Open Gleefre opened 5 months ago
From a discussion on #commonlisp
IRC channel:
Defining a new global nickname for the #:KEYWORD
package, as Allegro CL does, is not standard-compliant.
See CLHS 11.1.2 Figure 11-2 "Standardized Package Names"
This figure lists all the nicknames of the #:KEYWORD
package - none
.
The reader algorithm (CLHS 2.2) seems to imply that multiple escape characters (namely #\|
) are resolved before interpreting a token. That suggests that ||:xxxx
is going to form a token :XXXX
which then should be interpreted as a keyword as per CLHS 2.3.5.
That being said, it would be somewhat useful to define ||:xxxx
as a special syntax for a symbol in a package named by an empty string, since there is no other way to read in such a symbol (without using #.
syntax). More precisely, if a multiple escape character was used before the first package marker in a token, it should not be interpreted as a keyword symbol, but as a symbol in a package, possibly named by an empty string.

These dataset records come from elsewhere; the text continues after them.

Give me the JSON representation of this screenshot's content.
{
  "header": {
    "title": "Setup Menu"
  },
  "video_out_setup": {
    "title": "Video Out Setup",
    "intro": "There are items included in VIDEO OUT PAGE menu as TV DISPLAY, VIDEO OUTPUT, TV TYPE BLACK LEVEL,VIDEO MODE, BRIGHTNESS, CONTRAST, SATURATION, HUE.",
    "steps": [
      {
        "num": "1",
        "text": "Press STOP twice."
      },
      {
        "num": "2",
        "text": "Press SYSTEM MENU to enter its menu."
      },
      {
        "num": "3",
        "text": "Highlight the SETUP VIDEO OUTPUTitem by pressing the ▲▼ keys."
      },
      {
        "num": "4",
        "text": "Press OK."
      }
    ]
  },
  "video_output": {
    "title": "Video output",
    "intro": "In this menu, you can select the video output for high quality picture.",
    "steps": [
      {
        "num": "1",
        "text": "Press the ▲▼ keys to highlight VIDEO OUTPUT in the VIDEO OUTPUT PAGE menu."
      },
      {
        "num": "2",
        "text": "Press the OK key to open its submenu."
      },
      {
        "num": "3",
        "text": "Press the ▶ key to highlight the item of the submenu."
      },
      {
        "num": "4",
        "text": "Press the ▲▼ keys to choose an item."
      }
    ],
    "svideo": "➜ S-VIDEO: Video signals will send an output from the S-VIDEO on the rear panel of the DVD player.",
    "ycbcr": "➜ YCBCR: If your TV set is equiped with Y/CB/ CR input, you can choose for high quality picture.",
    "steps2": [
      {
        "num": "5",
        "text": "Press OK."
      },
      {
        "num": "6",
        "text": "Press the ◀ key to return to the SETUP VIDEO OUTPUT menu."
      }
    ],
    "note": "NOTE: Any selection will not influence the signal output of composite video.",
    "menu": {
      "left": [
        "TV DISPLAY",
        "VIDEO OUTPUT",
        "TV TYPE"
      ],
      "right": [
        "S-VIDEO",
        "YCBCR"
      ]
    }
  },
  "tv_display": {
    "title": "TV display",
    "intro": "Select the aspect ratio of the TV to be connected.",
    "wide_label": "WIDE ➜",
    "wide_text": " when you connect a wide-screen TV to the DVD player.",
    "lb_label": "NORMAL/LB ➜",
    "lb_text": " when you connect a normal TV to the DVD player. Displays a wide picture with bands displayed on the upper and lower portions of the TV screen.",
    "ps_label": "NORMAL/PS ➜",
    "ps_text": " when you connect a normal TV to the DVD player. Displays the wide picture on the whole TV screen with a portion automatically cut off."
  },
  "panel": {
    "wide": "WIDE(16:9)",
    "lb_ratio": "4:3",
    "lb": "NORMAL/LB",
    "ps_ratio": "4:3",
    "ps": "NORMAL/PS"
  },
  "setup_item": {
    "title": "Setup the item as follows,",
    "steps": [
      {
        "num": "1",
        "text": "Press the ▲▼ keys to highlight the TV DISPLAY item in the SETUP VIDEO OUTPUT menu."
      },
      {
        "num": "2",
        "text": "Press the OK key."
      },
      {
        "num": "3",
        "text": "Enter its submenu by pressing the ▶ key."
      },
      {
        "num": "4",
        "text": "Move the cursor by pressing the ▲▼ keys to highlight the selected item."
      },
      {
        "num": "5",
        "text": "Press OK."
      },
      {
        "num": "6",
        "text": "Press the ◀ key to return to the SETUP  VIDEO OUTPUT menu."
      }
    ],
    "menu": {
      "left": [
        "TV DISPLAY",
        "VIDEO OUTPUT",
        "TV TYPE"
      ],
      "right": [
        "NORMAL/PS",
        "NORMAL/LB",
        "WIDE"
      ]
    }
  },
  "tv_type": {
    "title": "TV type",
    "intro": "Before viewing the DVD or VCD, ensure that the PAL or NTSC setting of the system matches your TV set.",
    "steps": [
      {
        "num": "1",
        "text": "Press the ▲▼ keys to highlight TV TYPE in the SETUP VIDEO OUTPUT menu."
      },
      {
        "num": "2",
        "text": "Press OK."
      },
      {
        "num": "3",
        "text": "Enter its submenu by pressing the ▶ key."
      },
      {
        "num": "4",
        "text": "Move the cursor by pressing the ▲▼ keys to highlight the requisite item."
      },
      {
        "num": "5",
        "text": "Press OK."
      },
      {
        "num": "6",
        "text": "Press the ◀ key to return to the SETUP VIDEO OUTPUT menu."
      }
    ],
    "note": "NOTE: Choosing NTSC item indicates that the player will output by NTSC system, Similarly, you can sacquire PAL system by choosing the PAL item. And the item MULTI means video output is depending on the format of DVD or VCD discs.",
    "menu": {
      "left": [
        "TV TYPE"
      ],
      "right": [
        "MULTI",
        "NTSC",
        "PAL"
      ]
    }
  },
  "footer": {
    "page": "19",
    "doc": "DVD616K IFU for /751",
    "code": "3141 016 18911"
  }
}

See this commit in SBCL's repo which added that feature. See also this comment in CCL's codebase. As we can see, historically MCL had this feature as well. Also note that CMUCL has accidentally included this feature when backporting float reader from SBCL, as can be seen in this commit.
Also note that not defining such an extension leads to losing print-read consistency, since a symbol in a package named ""
no longer can be readably printed.
Such a symbol is currently printed either as ||::foo
and ||:bar
; or ::foo
and :bar
. Note that without such an extension, all of these can only be read as a keyword. Note also that ::foo
and ||::foo
have unspecified consequences as per CLHS 2.3.5
See this paste for an example: https://plaster.tymoon.eu/view/4480
There is a similar problem with potential numbers (see CLHS 2.3.1.1.1).
The example of interest here is 5||
, which is specifically said to be interpreted as a symbol. However, the reader algorithm implies that it should be read as a token "5"
, where the character #\5
has its usual syntactic qualities, and thus this token should be interpreted as a number.
Also, the following remark:
In each case, removing the escape character (or characters) would cause the token to be a potential number.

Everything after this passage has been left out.